M. Guérard, de son côté, s’est chargé de la publication des principaux cartulaires. Les couvens ont joué un si grand rôle dans l’organisation politique et religieuse du moyen-âge, que ces précieux titres, dont quelques-uns remontent aux premiers siècles de la monarchie, viendront s’ajouter dignement aux grandes collections que nous possédons déjà sur le clergé, à ces Annales des ordres religieux qui recèlent tant de pièces utiles pour l’histoire. Par la spécialité de ses travaux paléographiques, le savant professeur de l’école des chartes était naturellement appelé à cette publication. Le cartulaire de l’abbaye de Saint-Bertin par Folcuin, et celui de Saint-Pierre de Chartres par Aganon, paraîtront d’abord. Un troisième recueil, moins vaste que les deux précédens, mais important néanmoins dans ses limites, se prépare à Besançon, sous la surveillance de M. Weiss.
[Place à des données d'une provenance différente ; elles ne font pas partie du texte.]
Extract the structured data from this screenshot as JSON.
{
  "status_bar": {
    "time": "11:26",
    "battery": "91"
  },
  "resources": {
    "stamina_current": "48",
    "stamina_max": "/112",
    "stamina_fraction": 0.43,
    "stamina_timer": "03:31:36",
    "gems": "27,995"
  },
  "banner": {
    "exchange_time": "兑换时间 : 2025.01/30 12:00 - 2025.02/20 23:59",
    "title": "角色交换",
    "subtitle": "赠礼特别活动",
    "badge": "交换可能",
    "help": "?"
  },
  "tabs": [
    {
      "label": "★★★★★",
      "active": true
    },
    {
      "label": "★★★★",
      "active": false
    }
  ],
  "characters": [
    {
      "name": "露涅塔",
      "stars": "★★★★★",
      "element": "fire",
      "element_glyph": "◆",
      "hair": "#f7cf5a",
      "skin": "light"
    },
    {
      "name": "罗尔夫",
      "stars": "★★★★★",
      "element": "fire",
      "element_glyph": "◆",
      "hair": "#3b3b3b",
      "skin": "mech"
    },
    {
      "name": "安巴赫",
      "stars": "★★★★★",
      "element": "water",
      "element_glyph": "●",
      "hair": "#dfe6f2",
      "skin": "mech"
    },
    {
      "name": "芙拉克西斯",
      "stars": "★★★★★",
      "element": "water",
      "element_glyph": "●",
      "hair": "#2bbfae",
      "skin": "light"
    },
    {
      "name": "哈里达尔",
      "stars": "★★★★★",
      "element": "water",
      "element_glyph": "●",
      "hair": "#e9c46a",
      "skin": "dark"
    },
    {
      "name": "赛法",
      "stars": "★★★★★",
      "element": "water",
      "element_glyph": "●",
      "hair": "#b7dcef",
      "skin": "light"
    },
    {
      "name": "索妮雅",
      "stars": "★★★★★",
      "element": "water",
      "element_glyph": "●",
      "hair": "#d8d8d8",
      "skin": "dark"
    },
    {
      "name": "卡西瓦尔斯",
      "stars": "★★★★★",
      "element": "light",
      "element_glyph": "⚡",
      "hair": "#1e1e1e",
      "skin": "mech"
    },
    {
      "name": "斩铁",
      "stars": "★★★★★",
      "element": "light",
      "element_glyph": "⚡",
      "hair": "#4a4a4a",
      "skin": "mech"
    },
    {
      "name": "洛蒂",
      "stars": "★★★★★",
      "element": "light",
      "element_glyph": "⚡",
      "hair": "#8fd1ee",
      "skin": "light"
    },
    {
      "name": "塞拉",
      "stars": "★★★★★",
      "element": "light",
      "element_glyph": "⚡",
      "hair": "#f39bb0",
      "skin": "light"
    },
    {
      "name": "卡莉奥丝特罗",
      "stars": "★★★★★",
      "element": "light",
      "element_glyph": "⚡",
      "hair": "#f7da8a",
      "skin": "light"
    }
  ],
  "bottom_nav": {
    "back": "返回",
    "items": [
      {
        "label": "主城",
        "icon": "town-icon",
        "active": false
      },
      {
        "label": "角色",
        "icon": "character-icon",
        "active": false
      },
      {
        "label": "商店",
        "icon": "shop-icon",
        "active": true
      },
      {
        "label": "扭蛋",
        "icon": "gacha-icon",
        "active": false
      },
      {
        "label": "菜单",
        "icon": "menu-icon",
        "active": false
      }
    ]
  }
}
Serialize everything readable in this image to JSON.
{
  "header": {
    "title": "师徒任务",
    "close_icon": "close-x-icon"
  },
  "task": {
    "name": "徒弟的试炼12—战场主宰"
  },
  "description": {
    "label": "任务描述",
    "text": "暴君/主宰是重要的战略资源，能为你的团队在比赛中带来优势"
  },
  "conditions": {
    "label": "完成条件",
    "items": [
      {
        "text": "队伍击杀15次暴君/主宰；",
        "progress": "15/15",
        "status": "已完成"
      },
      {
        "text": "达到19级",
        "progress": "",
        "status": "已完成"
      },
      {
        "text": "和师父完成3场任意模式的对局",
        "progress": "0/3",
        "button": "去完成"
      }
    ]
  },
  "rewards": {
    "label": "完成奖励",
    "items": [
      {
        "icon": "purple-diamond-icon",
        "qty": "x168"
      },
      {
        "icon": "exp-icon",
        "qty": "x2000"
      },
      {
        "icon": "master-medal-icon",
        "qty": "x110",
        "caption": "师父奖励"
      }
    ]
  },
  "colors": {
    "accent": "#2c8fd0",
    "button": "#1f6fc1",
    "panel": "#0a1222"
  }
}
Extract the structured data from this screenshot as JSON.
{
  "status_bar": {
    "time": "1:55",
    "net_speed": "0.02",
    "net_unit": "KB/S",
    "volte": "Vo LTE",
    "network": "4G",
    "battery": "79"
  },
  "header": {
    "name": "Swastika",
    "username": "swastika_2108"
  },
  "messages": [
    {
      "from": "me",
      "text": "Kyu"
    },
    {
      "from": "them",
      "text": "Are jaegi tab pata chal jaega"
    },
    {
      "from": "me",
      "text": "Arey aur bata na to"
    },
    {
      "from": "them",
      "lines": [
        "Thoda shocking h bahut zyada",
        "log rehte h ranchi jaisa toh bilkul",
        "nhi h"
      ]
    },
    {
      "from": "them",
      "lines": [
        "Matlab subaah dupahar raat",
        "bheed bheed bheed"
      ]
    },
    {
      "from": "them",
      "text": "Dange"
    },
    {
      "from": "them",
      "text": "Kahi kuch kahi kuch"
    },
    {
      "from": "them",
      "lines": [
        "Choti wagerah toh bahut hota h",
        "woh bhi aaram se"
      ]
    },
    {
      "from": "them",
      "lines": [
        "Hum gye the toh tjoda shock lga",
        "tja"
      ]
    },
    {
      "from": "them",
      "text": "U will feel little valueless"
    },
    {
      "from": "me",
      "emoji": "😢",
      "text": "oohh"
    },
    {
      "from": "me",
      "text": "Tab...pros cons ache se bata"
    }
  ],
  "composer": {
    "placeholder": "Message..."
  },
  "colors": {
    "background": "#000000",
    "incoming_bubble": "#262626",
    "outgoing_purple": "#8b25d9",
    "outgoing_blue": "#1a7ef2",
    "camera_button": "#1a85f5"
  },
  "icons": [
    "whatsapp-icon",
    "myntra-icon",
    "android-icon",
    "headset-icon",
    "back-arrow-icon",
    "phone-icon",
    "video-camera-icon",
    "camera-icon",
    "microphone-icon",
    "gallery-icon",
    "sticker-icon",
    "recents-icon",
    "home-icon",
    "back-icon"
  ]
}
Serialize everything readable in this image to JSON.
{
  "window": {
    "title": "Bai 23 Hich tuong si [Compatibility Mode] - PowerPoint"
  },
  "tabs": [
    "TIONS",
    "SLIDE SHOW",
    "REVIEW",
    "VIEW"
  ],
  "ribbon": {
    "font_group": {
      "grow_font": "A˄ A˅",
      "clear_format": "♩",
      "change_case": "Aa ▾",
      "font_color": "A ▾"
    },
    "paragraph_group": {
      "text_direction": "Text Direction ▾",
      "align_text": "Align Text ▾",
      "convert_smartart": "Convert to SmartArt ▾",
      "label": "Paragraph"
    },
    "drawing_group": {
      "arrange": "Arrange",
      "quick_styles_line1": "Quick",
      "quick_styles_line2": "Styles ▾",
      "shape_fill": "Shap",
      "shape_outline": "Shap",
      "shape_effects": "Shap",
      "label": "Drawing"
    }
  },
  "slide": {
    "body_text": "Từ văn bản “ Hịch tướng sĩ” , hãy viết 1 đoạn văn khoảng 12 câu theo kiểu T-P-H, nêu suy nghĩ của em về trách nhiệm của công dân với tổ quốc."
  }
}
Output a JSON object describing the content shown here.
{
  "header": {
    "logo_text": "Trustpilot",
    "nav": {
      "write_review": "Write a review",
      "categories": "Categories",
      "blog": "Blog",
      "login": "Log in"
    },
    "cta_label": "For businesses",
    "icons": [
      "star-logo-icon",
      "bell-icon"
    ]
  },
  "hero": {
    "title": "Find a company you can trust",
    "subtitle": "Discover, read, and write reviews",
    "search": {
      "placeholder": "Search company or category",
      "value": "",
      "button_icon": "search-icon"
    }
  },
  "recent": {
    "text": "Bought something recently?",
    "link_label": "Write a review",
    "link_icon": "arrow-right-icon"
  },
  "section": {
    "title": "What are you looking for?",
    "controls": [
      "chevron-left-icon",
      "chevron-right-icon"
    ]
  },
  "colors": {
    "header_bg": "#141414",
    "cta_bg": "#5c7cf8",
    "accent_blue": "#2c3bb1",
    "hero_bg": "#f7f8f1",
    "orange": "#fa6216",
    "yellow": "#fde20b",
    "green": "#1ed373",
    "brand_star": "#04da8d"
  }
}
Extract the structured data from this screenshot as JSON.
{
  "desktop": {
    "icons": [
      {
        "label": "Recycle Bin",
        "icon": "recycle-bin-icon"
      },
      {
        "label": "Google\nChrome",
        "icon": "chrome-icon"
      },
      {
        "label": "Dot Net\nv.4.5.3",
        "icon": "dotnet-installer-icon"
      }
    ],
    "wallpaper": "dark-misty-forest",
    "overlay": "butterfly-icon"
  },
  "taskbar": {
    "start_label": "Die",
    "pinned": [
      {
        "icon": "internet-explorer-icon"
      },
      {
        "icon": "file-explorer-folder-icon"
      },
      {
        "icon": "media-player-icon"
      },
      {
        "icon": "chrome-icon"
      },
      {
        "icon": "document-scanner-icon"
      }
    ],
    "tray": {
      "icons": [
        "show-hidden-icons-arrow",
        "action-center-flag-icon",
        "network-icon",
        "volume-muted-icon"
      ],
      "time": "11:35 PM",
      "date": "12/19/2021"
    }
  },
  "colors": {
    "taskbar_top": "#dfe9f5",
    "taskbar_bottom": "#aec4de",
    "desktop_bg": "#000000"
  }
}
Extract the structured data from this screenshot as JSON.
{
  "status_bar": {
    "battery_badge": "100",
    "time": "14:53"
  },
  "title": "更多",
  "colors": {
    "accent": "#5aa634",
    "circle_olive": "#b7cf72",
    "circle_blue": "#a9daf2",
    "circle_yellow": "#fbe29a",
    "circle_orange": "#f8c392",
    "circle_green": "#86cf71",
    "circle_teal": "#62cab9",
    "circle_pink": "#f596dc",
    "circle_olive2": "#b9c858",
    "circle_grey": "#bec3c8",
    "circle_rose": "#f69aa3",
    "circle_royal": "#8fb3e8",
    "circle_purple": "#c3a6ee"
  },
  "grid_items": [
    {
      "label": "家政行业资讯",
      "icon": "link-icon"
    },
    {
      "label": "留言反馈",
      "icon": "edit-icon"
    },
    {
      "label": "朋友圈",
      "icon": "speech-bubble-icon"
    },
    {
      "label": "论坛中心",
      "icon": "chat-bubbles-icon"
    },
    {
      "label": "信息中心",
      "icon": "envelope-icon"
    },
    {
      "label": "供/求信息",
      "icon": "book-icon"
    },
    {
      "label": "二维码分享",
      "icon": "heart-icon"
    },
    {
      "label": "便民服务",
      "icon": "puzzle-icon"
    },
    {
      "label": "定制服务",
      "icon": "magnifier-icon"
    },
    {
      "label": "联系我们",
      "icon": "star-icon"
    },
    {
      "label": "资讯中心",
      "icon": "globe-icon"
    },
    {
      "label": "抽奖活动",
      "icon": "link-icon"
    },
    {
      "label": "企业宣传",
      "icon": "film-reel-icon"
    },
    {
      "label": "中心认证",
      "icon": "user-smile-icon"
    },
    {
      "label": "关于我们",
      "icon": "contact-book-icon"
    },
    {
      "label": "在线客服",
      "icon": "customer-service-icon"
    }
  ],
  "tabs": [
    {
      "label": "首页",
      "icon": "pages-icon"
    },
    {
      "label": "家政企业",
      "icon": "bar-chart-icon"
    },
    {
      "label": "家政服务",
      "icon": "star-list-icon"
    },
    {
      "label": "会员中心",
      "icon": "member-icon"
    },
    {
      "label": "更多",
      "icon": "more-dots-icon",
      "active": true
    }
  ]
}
C’est un choix des manuscrits de la famille Granvelle, qui contiennent un grand nombre d’autographes précieux du XVIe siècle, et qui sont de la plus haute importance pour l’histoire des règnes de Charles-Quint et de François Ier. Au lieu d’éparpiller en des œuvres moindres les efforts des éditeurs, il faudrait les réunir en un point, et faire exécuter sur les registres de l’hôtel-de-ville de Paris, du parlement, de la cour des comptes et de la cour des aides, un travail analogue à celui qui se fait à la bibliothèque du roi, pour le Trésor des Chartres, sous la direction de M. Champollion. Il en résulterait des recueils réellement utiles pour l’histoire, réellement intéressans par leur nouveauté.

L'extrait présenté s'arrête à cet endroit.